In [1]:
import pandas as pd
import numpy as np
import chainladder as cl
import seaborn as sns
sns.set_style('whitegrid')
%matplotlib inline
cl.__version__
Out[1]:
In [2]:
cl.Chainladder()
Out[2]:
Let's start by creating an Triangle with Development patterns and a TailCurve. Recall, we can bundle these two estimators into a single Pipeline if we wish.
In [3]:
genins = cl.load_dataset('genins')
genins_dev = cl.Pipeline(
[('dev', cl.Development()),
('tail', cl.TailCurve())]).fit_transform(genins)
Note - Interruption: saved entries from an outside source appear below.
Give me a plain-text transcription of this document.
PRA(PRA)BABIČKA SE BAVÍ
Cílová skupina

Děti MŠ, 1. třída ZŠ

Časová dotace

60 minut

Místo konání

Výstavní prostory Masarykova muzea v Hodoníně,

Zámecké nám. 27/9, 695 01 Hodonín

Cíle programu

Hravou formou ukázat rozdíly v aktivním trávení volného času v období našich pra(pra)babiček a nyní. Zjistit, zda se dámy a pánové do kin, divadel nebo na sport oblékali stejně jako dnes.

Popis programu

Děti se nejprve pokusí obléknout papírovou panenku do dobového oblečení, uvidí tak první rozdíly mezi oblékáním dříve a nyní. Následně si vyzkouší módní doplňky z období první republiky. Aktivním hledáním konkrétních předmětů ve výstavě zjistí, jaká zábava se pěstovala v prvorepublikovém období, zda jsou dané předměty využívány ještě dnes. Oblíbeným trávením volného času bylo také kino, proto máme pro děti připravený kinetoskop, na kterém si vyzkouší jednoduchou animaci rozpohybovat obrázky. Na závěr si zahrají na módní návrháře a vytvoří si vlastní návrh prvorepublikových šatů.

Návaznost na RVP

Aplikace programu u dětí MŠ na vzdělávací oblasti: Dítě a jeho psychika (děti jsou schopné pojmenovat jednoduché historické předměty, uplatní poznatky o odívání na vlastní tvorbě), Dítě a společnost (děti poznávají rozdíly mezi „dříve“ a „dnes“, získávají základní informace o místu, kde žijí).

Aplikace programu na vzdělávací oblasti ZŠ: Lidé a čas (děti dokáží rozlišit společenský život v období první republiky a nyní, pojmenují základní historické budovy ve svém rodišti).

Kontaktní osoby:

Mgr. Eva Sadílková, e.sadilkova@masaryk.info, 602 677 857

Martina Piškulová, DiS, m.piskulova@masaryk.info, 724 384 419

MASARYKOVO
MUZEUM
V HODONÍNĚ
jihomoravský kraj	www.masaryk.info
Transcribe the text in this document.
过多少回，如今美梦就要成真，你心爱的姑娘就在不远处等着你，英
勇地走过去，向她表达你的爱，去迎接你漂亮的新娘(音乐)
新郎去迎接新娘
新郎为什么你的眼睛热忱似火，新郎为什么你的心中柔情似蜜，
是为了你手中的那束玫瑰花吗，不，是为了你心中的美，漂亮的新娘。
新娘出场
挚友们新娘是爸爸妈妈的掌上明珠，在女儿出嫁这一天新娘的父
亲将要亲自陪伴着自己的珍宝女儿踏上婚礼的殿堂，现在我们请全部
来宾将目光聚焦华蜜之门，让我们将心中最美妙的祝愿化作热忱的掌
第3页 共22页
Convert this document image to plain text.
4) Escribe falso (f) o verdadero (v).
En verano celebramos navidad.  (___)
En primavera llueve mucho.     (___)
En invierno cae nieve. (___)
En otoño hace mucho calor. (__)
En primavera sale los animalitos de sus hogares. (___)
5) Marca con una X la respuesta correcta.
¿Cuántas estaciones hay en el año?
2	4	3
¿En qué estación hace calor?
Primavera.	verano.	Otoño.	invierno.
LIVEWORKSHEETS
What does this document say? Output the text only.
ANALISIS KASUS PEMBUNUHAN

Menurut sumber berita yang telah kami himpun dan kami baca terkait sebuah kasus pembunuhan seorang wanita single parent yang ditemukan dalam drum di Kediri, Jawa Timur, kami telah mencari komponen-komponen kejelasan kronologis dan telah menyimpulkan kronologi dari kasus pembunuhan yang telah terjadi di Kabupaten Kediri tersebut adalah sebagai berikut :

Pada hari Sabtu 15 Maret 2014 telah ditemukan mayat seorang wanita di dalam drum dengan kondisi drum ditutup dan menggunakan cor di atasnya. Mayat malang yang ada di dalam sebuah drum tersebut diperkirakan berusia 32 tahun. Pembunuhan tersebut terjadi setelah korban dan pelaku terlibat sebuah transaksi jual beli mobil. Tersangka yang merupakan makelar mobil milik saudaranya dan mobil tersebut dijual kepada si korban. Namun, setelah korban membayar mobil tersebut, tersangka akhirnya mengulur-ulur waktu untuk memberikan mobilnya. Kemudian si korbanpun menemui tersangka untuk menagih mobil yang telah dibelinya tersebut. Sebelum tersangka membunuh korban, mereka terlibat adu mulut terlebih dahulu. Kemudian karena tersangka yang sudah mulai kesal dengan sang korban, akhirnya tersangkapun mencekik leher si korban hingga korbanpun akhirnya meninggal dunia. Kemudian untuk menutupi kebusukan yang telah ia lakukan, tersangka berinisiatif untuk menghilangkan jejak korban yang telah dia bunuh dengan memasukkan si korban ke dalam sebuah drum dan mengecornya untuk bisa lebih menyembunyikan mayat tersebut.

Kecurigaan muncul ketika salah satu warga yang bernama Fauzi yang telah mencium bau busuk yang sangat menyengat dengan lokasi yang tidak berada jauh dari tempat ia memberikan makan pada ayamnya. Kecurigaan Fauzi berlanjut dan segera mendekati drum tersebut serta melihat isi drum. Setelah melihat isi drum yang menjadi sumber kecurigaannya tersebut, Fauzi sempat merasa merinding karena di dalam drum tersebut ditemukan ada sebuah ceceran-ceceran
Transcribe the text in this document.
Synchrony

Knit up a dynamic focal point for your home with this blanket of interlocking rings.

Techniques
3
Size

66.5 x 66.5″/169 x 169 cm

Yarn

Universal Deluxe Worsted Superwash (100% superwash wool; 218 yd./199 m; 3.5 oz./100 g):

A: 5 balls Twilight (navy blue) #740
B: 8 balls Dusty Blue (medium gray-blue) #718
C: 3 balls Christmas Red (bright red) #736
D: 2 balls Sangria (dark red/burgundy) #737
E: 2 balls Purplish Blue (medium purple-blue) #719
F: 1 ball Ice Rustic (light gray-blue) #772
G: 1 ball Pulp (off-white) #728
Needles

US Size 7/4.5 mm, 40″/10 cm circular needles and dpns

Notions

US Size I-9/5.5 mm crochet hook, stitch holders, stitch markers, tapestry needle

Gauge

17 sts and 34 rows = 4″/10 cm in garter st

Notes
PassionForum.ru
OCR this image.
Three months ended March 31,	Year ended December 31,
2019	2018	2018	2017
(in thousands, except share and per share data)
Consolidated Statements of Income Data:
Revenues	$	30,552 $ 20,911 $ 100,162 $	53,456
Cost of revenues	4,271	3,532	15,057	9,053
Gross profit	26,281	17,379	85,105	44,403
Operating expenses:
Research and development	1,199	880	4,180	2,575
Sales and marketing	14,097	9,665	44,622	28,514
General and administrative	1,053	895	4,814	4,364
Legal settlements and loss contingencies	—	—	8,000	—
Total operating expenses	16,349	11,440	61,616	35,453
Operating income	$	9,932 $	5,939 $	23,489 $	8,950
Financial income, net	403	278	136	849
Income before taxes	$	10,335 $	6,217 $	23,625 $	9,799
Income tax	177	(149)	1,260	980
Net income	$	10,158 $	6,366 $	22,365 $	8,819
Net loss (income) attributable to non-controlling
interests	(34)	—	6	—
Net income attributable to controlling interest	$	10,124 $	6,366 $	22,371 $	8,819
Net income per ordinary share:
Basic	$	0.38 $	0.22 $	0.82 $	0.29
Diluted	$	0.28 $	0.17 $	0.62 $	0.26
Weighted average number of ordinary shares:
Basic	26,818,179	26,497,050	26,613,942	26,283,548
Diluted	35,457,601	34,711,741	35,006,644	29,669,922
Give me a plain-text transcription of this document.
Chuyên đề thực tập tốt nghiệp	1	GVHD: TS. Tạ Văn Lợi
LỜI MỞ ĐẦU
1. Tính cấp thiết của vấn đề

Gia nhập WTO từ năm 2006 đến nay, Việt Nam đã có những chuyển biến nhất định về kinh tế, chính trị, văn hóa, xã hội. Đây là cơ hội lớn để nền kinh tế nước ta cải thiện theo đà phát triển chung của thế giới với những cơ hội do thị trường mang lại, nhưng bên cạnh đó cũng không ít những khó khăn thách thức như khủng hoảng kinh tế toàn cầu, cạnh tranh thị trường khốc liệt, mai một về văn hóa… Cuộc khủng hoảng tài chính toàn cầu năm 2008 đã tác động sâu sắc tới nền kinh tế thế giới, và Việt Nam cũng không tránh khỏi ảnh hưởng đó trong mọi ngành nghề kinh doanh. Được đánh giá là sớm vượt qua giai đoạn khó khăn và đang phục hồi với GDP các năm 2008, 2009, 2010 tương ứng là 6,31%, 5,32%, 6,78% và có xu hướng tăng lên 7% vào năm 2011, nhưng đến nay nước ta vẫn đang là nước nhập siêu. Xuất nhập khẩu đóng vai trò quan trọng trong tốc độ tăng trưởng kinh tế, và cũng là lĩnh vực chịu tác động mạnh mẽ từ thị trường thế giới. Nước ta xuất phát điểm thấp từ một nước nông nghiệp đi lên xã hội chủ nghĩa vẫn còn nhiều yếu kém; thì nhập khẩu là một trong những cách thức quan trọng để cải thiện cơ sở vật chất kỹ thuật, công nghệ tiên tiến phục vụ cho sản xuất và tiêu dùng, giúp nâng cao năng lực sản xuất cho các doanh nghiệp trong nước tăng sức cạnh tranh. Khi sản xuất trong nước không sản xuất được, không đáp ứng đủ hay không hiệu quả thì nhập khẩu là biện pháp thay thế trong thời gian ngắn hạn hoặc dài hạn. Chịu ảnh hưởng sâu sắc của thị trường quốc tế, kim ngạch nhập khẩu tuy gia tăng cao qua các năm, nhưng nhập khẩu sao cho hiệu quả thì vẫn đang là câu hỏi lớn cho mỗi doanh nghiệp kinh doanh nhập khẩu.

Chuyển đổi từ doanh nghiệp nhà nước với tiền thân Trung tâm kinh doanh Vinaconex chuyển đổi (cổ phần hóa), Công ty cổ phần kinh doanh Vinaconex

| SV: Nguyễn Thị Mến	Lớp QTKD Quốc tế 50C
We can now use the basic Chainladder estimator to estimate ultimate_ values of our Triangle.
In [4]:
genins_model = cl.Chainladder().fit(genins_dev)
genins_model.ultimate_
Out[4]:
We can also view the ibnr_. Techincally the term IBNR is reserved for incurred but not reported, but the chainladder models use it to generally describe to amounts out of the lower half of the triangle.
In [5]:
genins_model.ibnr_
Out[5]:
It is often useful to see the completed Triangle and this can be accomplished by inspecting the full_triangle_. As with most other estimator properties, the full_triangle_ is itself a Triangle and can be manipulated as such.
In [6]:
genins_model.full_triangle_.dev_to_val().cum_to_incr()
Out[6]:
Notice the calendar year of our ultimates. While ultimates will generally be realized before this date, the chainladder package picks the highest allowable date available for its ultimate_ valuation.
In [7]:
genins_model.full_triangle_.valuation_date
Out[7]:
Another useful property is the full_expectation_. Like the full_triangle, it "squares" the Triangle, but replaces the known data with the expected implied by the model.
In [8]:
genins_model.full_expectation_
Out[8]:
With some clever arithmetic, we can use these objects to give us other useful information. For example, we can retrospectively review the actual Triangle against its modeled expectation.
In [9]:
(genins_model.full_triangle_ - genins_model.full_expectation_).dropna()
Out[9]:
Getting comfortable with manipulating Triangles will greatly improve your ability to extract value out of the chainladder package. Here is another way of getting the same answer.
In [10]:
(genins - genins_model.full_expectation_).dropna()
Out[10]:
To see the IBNR expected to runoff in the up coming year...
In [11]:
cal_yr_ibnr = genins_model.full_triangle_.dev_to_val().cum_to_incr()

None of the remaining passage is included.